Carrot has already sent Paul to the ER once and is showing no signs of relenting in his hostility. The couple have gone through multiple dog trainers to no avail and are now opening their doors to what appears to be their last chance: the eccentric Vadislav, a “canine relationship specialist” with an inexplicable Russian accent, a love of white albacore tuna salad and vodka, and a penchant for asking penetrating and revealing questions about the family dynamics of Paul, Julianne, and their daughter Brittany (another unseen presence; she’s off at band practice).
As “Day of the Dog” unfolds, it soon becomes apparent that Carrot’s aggression is only a reflection of the emotional battlefield that is Paul and Julianne’s marriage. Julianne was the one who adopted Carrot from the shelter, and now Carrot has taken her side in that war.
That may all sound a bit grim, but “Day of the Dog” doesn’t start out that way. It’s advertised as a comedy and begins as one. Vadislav is a charmingly eccentric and instantly likable character and both Paul and Julianne, while deeply broken people, are clearly redeemable. As the evening progresses, though, Mr. Damiano’s script piles up such a mountain of family dysfunction that the entire business threatens to collapse into a Charles Busch-style heap of absurdity. It stops short, but only just, and well after the endless arguments have become tedious.
The show has problems that go beyond the script, though. Pacing is often slow and scenes don’t seem to have any real emotional variety or shape, so jokes that ought to be funny sometimes fall flat. Blocking is efficient and well motivated, but otherwise director Milt Zoth seems to have worked with a very light hand here.
That said, there are some fine performances in “Day of the Dog,” starting with Jason Grubbe’s Vadislav, a big shaggy sheepdog of a man whose slovenly appearance conversational digressions conceal a shrewd understanding of both canine and human nature. Mr. Grubbe’s portrayal is a classic demonstration of the old adage that much of acting is actually reacting. Vadislav does a lot of reacting, and Mr. Grubbe makes it consistently interesting. His Russian accent is also consistent enough to be credible and light enough to be easily understood. There’s no dialect coach credited, so I assume that’s all his own work.
Steve Isom’s Paul seems a bit bland at first glance, but that turns out to be a smart acting choice. Paul is actually trying to put a brave face on a mix of disappointment, resentment, and fear. Having him start out as superficially affable gives his final explosions that much more impact.
Tamara Kenny’s Julianne is less effective. For most of the play she seems curiously unengaged with the character. She hits her marks and says her lines, but her performance seems to be little more than stock gestures, with little vocal or emotional variety. It has the unfortunate effect of making the character less sympathetic than she might be and tipping the emotional balance in a way that I don’t think the playwright intended.
Technically the show is impeccable. Cristie Johnston’s upscale set displays exactly the sort of exquisite taste you’d expect Julianne to have, and Teresa Doggett’s costumes are a perfect match for the characters. Vadislav’s carrier bag decorated with dog faces is a nice touch as well, although credit for that might go to props designer Lisa Beke.

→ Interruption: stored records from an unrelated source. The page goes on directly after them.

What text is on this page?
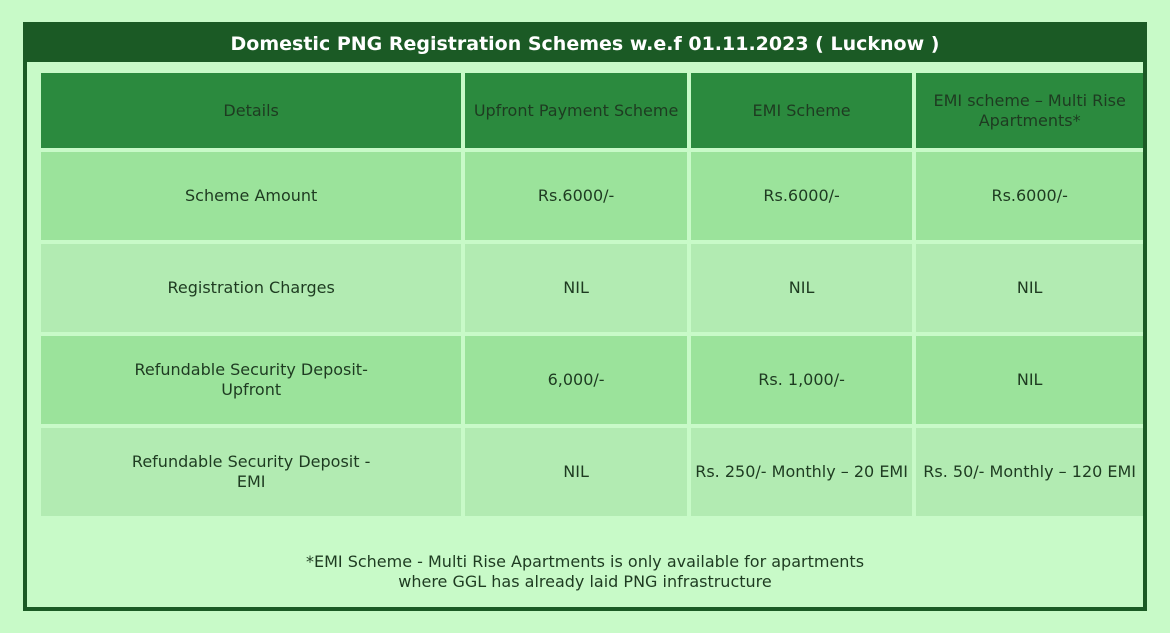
Domestic PNG Registration Schemes w.e.f 01.11.2023 ( Lucknow )
Details	Upfront Payment Scheme	EMI Scheme	EMI scheme – Multi Rise Apartments*
Scheme Amount	Rs.6000/-	Rs.6000/-	Rs.6000/-
Registration Charges	NIL	NIL	NIL
Refundable Security Deposit- Upfront	6,000/-	Rs. 1,000/-	NIL
Refundable Security Deposit - EMI	NIL	Rs. 250/- Monthly – 20 EMI	Rs. 50/- Monthly – 120 EMI
*EMI Scheme - Multi Rise Apartments is only available for apartments
where GGL has already laid PNG infrastructure
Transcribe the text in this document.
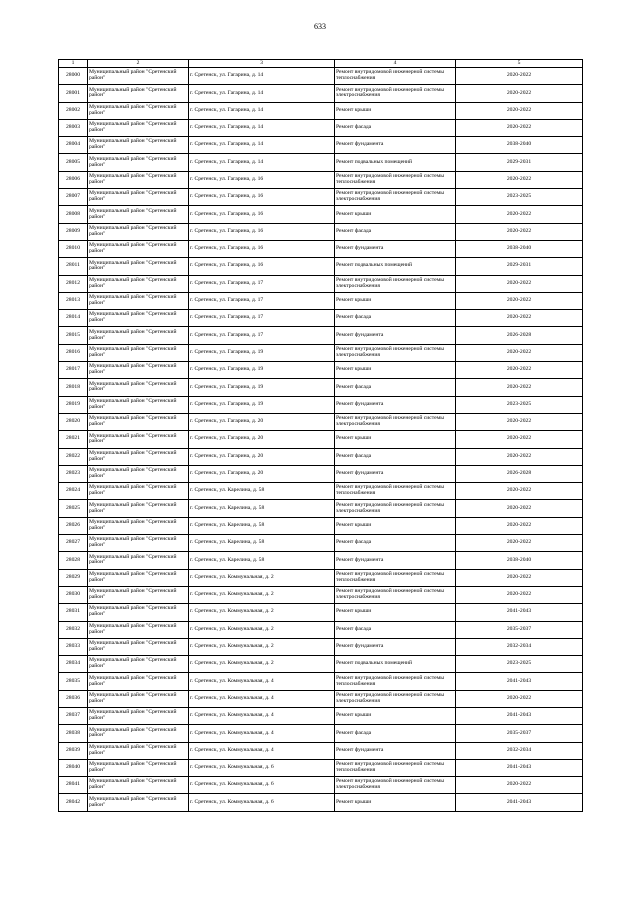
633
1	2	3	4	5
28000	Муниципальный район "Сретенский район"	г. Сретенск, ул. Гагарина, д. 14	Ремонт внутридомовой инженерной системы теплоснабжения	2020-2022
28001	Муниципальный район "Сретенский район"	г. Сретенск, ул. Гагарина, д. 14	Ремонт внутридомовой инженерной системы электроснабжения	2020-2022
28002	Муниципальный район "Сретенский район"	г. Сретенск, ул. Гагарина, д. 14	Ремонт крыши	2020-2022
28003	Муниципальный район "Сретенский район"	г. Сретенск, ул. Гагарина, д. 14	Ремонт фасада	2020-2022
28004	Муниципальный район "Сретенский район"	г. Сретенск, ул. Гагарина, д. 14	Ремонт фундамента	2038-2040
28005	Муниципальный район "Сретенский район"	г. Сретенск, ул. Гагарина, д. 14	Ремонт подвальных помещений	2029-2031
28006	Муниципальный район "Сретенский район"	г. Сретенск, ул. Гагарина, д. 16	Ремонт внутридомовой инженерной системы теплоснабжения	2020-2022
28007	Муниципальный район "Сретенский район"	г. Сретенск, ул. Гагарина, д. 16	Ремонт внутридомовой инженерной системы электроснабжения	2023-2025
28008	Муниципальный район "Сретенский район"	г. Сретенск, ул. Гагарина, д. 16	Ремонт крыши	2020-2022
28009	Муниципальный район "Сретенский район"	г. Сретенск, ул. Гагарина, д. 16	Ремонт фасада	2020-2022
28010	Муниципальный район "Сретенский район"	г. Сретенск, ул. Гагарина, д. 16	Ремонт фундамента	2038-2040
28011	Муниципальный район "Сретенский район"	г. Сретенск, ул. Гагарина, д. 16	Ремонт подвальных помещений	2029-2031
28012	Муниципальный район "Сретенский район"	г. Сретенск, ул. Гагарина, д. 17	Ремонт внутридомовой инженерной системы электроснабжения	2020-2022
28013	Муниципальный район "Сретенский район"	г. Сретенск, ул. Гагарина, д. 17	Ремонт крыши	2020-2022
28014	Муниципальный район "Сретенский район"	г. Сретенск, ул. Гагарина, д. 17	Ремонт фасада	2020-2022
28015	Муниципальный район "Сретенский район"	г. Сретенск, ул. Гагарина, д. 17	Ремонт фундамента	2026-2028
28016	Муниципальный район "Сретенский район"	г. Сретенск, ул. Гагарина, д. 19	Ремонт внутридомовой инженерной системы электроснабжения	2020-2022
28017	Муниципальный район "Сретенский район"	г. Сретенск, ул. Гагарина, д. 19	Ремонт крыши	2020-2022
28018	Муниципальный район "Сретенский район"	г. Сретенск, ул. Гагарина, д. 19	Ремонт фасада	2020-2022
28019	Муниципальный район "Сретенский район"	г. Сретенск, ул. Гагарина, д. 19	Ремонт фундамента	2023-2025
28020	Муниципальный район "Сретенский район"	г. Сретенск, ул. Гагарина, д. 20	Ремонт внутридомовой инженерной системы электроснабжения	2020-2022
28021	Муниципальный район "Сретенский район"	г. Сретенск, ул. Гагарина, д. 20	Ремонт крыши	2020-2022
28022	Муниципальный район "Сретенский район"	г. Сретенск, ул. Гагарина, д. 20	Ремонт фасада	2020-2022
28023	Муниципальный район "Сретенский район"	г. Сретенск, ул. Гагарина, д. 20	Ремонт фундамента	2026-2028
28024	Муниципальный район "Сретенский район"	г. Сретенск, ул. Карелина, д. 58	Ремонт внутридомовой инженерной системы теплоснабжения	2020-2022
28025	Муниципальный район "Сретенский район"	г. Сретенск, ул. Карелина, д. 58	Ремонт внутридомовой инженерной системы электроснабжения	2020-2022
28026	Муниципальный район "Сретенский район"	г. Сретенск, ул. Карелина, д. 58	Ремонт крыши	2020-2022
28027	Муниципальный район "Сретенский район"	г. Сретенск, ул. Карелина, д. 58	Ремонт фасада	2020-2022
28028	Муниципальный район "Сретенский район"	г. Сретенск, ул. Карелина, д. 58	Ремонт фундамента	2038-2040
28029	Муниципальный район "Сретенский район"	г. Сретенск, ул. Коммунальная, д. 2	Ремонт внутридомовой инженерной системы теплоснабжения	2020-2022
28030	Муниципальный район "Сретенский район"	г. Сретенск, ул. Коммунальная, д. 2	Ремонт внутридомовой инженерной системы электроснабжения	2020-2022
28031	Муниципальный район "Сретенский район"	г. Сретенск, ул. Коммунальная, д. 2	Ремонт крыши	2041-2043
28032	Муниципальный район "Сретенский район"	г. Сретенск, ул. Коммунальная, д. 2	Ремонт фасада	2035-2037
28033	Муниципальный район "Сретенский район"	г. Сретенск, ул. Коммунальная, д. 2	Ремонт фундамента	2032-2034
28034	Муниципальный район "Сретенский район"	г. Сретенск, ул. Коммунальная, д. 2	Ремонт подвальных помещений	2023-2025
28035	Муниципальный район "Сретенский район"	г. Сретенск, ул. Коммунальная, д. 4	Ремонт внутридомовой инженерной системы теплоснабжения	2041-2043
28036	Муниципальный район "Сретенский район"	г. Сретенск, ул. Коммунальная, д. 4	Ремонт внутридомовой инженерной системы электроснабжения	2020-2022
28037	Муниципальный район "Сретенский район"	г. Сретенск, ул. Коммунальная, д. 4	Ремонт крыши	2041-2043
28038	Муниципальный район "Сретенский район"	г. Сретенск, ул. Коммунальная, д. 4	Ремонт фасада	2035-2037
28039	Муниципальный район "Сретенский район"	г. Сретенск, ул. Коммунальная, д. 4	Ремонт фундамента	2032-2034
28040	Муниципальный район "Сретенский район"	г. Сретенск, ул. Коммунальная, д. 6	Ремонт внутридомовой инженерной системы теплоснабжения	2041-2043
28041	Муниципальный район "Сретенский район"	г. Сретенск, ул. Коммунальная, д. 6	Ремонт внутридомовой инженерной системы электроснабжения	2020-2022
28042	Муниципальный район "Сретенский район"	г. Сретенск, ул. Коммунальная, д. 6	Ремонт крыши	2041-2043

“Day of the Dog” offers some interesting insights into the human/canine dynamic, and it’s always welcome to see a local professional theatre company taking a chance with new shows. Actors’ Studio has a good track record in that regard and they are to be commended for it. But there are too many credulity-straining plot elements and too much Jerry Springer-ish melodrama in “Day of the Dog” to make it something I can recommend in a crowded theatrical calendar.